Testing and Performance
We ran into a few unforeseen problems when it came to testing the N5200 Pro; first of all one of the Western Digital Caviar SE WD800 80GB hard drives that Thecus lent us for review had too many bad sectors, so we had to limit the RAID 5 to three drives instead of the planned four which affected the performance to a degree, although it's not a major issue. These aren't exactly cutting edge hard drives, but at least they're 7,200RPM drives with 8MB buffer.
Once we started testing the N5200 Pro, we realised something wasn't quite right as during copying tests to the NAS we didn't get above 20MB/s which seemed way too slow considering we used a Gigabit Ethernet setup as well. It turns out that the drivers provided by ASUS for the motherboard inside the test system were out of date.
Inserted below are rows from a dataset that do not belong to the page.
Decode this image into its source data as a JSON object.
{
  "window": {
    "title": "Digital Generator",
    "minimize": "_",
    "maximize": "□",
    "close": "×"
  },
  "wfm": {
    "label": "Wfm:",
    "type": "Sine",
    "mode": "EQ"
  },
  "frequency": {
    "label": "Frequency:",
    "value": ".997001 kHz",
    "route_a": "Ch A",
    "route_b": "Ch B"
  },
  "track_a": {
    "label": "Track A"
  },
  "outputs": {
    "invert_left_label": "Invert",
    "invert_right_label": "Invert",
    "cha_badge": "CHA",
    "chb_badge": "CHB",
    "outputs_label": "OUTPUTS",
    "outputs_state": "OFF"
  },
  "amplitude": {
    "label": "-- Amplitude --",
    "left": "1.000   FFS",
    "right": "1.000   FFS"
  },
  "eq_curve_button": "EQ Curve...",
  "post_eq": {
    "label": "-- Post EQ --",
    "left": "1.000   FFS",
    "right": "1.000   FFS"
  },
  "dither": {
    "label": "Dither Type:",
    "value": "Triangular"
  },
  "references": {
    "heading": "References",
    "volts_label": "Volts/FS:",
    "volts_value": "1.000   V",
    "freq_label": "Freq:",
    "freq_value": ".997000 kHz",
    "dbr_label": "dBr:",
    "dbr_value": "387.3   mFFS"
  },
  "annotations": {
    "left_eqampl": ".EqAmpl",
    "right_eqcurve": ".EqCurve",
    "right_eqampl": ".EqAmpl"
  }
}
Finding some new drivers from the manufacturer of the network controller solved this problem and we peaked at over 80MB/s during synthetic tests and well over 40MB/s during copying from the device and 30MB/sec to the device.
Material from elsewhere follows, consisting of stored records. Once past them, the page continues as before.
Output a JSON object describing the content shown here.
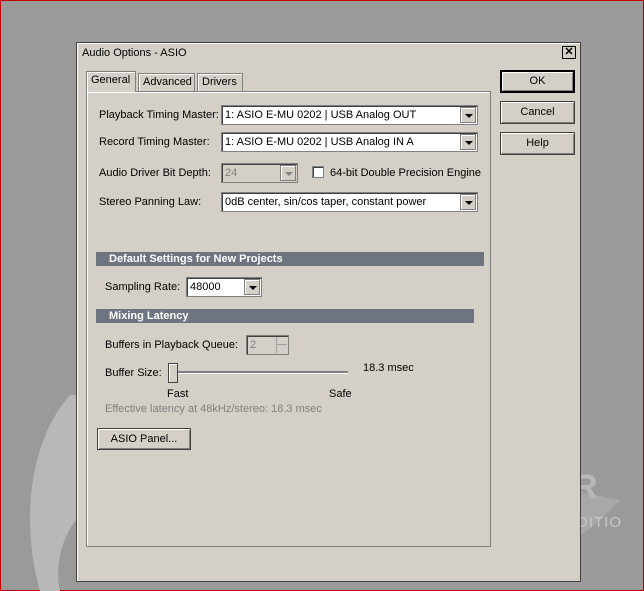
{
  "dialog": {
    "title": "Audio Options - ASIO",
    "close_glyph": "✕"
  },
  "tabs": [
    {
      "label": "General",
      "active": true
    },
    {
      "label": "Advanced",
      "active": false
    },
    {
      "label": "Drivers",
      "active": false
    }
  ],
  "general": {
    "playback_timing_master": {
      "label": "Playback Timing Master:",
      "value": "1: ASIO E-MU 0202 | USB Analog OUT"
    },
    "record_timing_master": {
      "label": "Record Timing Master:",
      "value": "1: ASIO E-MU 0202 | USB Analog IN A"
    },
    "bit_depth": {
      "label": "Audio Driver Bit Depth:",
      "value": "24"
    },
    "double_precision": {
      "label": "64-bit Double Precision Engine",
      "checked": false
    },
    "panning_law": {
      "label": "Stereo Panning Law:",
      "value": "0dB center, sin/cos taper, constant power"
    }
  },
  "defaults": {
    "heading": "Default Settings for New Projects",
    "sampling_rate": {
      "label": "Sampling Rate:",
      "value": "48000"
    }
  },
  "latency": {
    "heading": "Mixing Latency",
    "buffers": {
      "label": "Buffers in Playback Queue:",
      "value": "2"
    },
    "buffer_size": {
      "label": "Buffer Size:",
      "readout": "18.3 msec",
      "position_fraction": 0.0
    },
    "fast_label": "Fast",
    "safe_label": "Safe",
    "effective": "Effective latency at 48kHz/stereo:  18.3 msec",
    "asio_panel_button": "ASIO Panel..."
  },
  "buttons": {
    "ok": "OK",
    "cancel": "Cancel",
    "help": "Help"
  },
  "background": {
    "logo_letter": "R",
    "edition_text": "EDITIO"
  },
  "colors": {
    "dialog_face": "#d4d0c8",
    "section_header": "#6e7480",
    "desktop": "#9a9a9a"
  }
}
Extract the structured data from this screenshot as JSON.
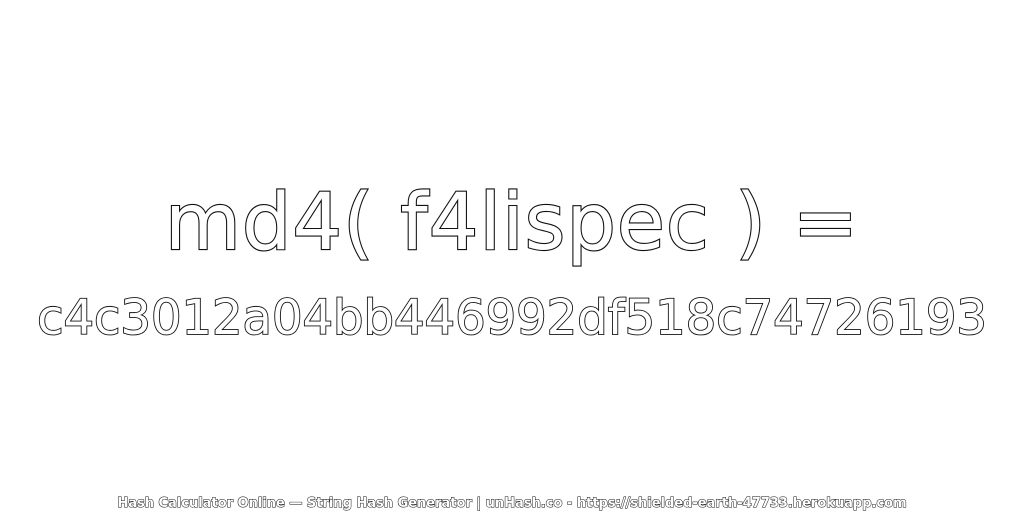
{
  "heading": {
    "expression": "md4( f4lispec ) =",
    "hash": "c4c3012a04bb446992df518c74726193"
  },
  "footer": {
    "text": "Hash Calculator Online — String Hash Generator | unHash.co - https://shielded-earth-47733.herokuapp.com"
  }
}
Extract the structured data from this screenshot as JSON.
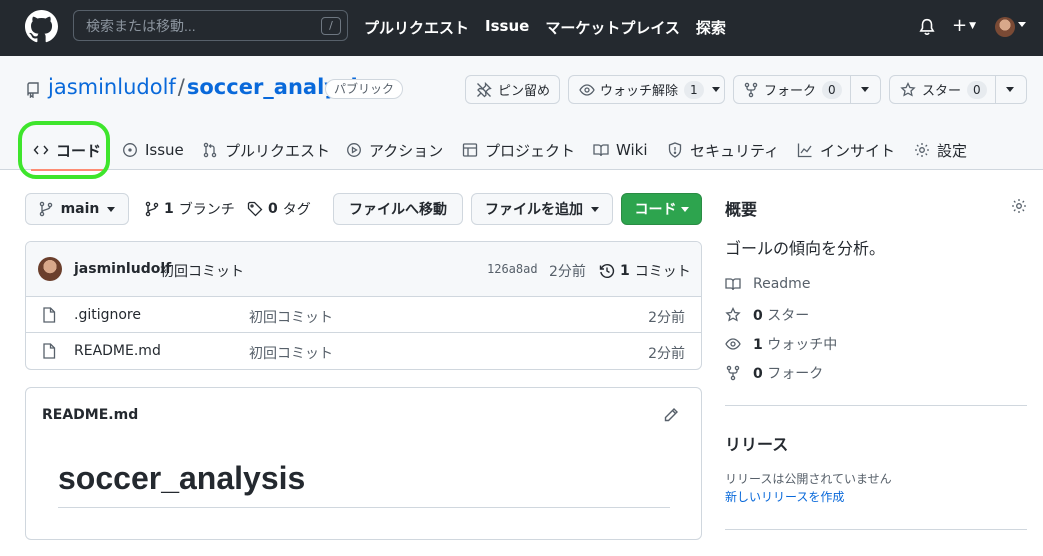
{
  "header": {
    "search_placeholder": "検索または移動...",
    "slash_key": "/",
    "nav": [
      "プルリクエスト",
      "Issue",
      "マーケットプレイス",
      "探索"
    ],
    "plus_label": "+"
  },
  "repo": {
    "owner": "jasminludolf",
    "separator": "/",
    "name": "soccer_analysis",
    "visibility": "パブリック"
  },
  "actions": {
    "pin": "ピン留め",
    "watch": "ウォッチ解除",
    "watch_count": "1",
    "fork": "フォーク",
    "fork_count": "0",
    "star": "スター",
    "star_count": "0"
  },
  "tabs": [
    "コード",
    "Issue",
    "プルリクエスト",
    "アクション",
    "プロジェクト",
    "Wiki",
    "セキュリティ",
    "インサイト",
    "設定"
  ],
  "branch_bar": {
    "branch": "main",
    "branches_count": "1",
    "branches_label": "ブランチ",
    "tags_count": "0",
    "tags_label": "タグ",
    "goto_file": "ファイルへ移動",
    "add_file": "ファイルを追加",
    "code": "コード"
  },
  "commit": {
    "user": "jasminludolf",
    "message": "初回コミット",
    "sha": "126a8ad",
    "time": "2分前",
    "count": "1",
    "count_label": "コミット"
  },
  "files": [
    {
      "name": ".gitignore",
      "message": "初回コミット",
      "time": "2分前"
    },
    {
      "name": "README.md",
      "message": "初回コミット",
      "time": "2分前"
    }
  ],
  "readme": {
    "label": "README.md",
    "heading": "soccer_analysis"
  },
  "sidebar": {
    "about_title": "概要",
    "description": "ゴールの傾向を分析。",
    "readme": "Readme",
    "stars_count": "0",
    "stars_label": "スター",
    "watching_count": "1",
    "watching_label": "ウォッチ中",
    "forks_count": "0",
    "forks_label": "フォーク",
    "releases_title": "リリース",
    "releases_none": "リリースは公開されていません",
    "new_release": "新しいリリースを作成"
  }
}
A limiting factor here as well was the fact that the hard drives in the test system couldn't match the speed of the RAID array inside the N5200 Pro, so we couldn't throw enough data at it to really push the boundaries, hence the higher numbers in SiSoft Sandra and HDTach. Unfortunately we couldn't get I/OMeter to behave properly, as it would've been an interesting benchmark to run on the N5200 Pro. None the less, we tested it with some FTP file transfers and with both SiSoft Sandra and HDTach thanks to its iSCSI functionality; this enabled us to use these benchmarks with a NAS, something that you can't normally do.
Using FlashFXP we did two different kind of copy tests, the first one consisted of a single large 5.83GB ISO image file which copied to the NAS in 3 minutes and 18 seconds at an average speed of 30.1MB/s. From the NAS onto the same hard drive took 2 minutes and 20 seconds and this was at an average speed of 42.57MB/s. That is Megabyte per second, not Megabit per second which you get when you're downloading files over the internet. This is pretty fast and we have no complaints.
The second FTP test used 19 smaller files ranging in size from about 170 to 250MB per file and totalled up 3.31GB of data. This took 1 minute 58 seconds to copy to the NAS at 28.83MB/s. Copying the files back onto the PC took 1 minute 22 seconds at 44.88MB/s. You can see the results as well as the SiSoft Sandra and HDTach read speed results on the following page. For some reason SiSoft Sandra refused to write to the drive as the benchmark claimed that the drive wasn't empty even though it clearly was.
The iSCSI partition on the NAS was reported to be a 15,000rpm SCSI drive in SiSoft Sandra and the random access time was some 12ms. We also tested both SiSoft Sandra and HDTach with a USB partition on the N5200 Pro, but here we ran into another odd limitation as neither benchmark would go above 12MB/s or 88Mbit/s which is very strange as USB 2.0 can manage 480Mbit/s or 60MB/s. We have no idea why this was the case. HDTach reported a random access speed of 11.1ms via iSCSI and 12.3ms via USB. The CPU utilization was fairly high at 15 percent when using iSCSI, but the iSCSI initiator has some overheads here.
The Average read speed in HDTach was about 41.3MB/s using iSCSI and 11.2MB/s over USB. The burst speeds using iSCSI were significantly higher as you can see from the graph below, but not so with USB. Overall we're quite impressed by the performance of the N5200 Pro and it should prove to be one of the faster NAS products in its range. There's a lot of competition in this market segment and we'd only expect it to get even more competitive.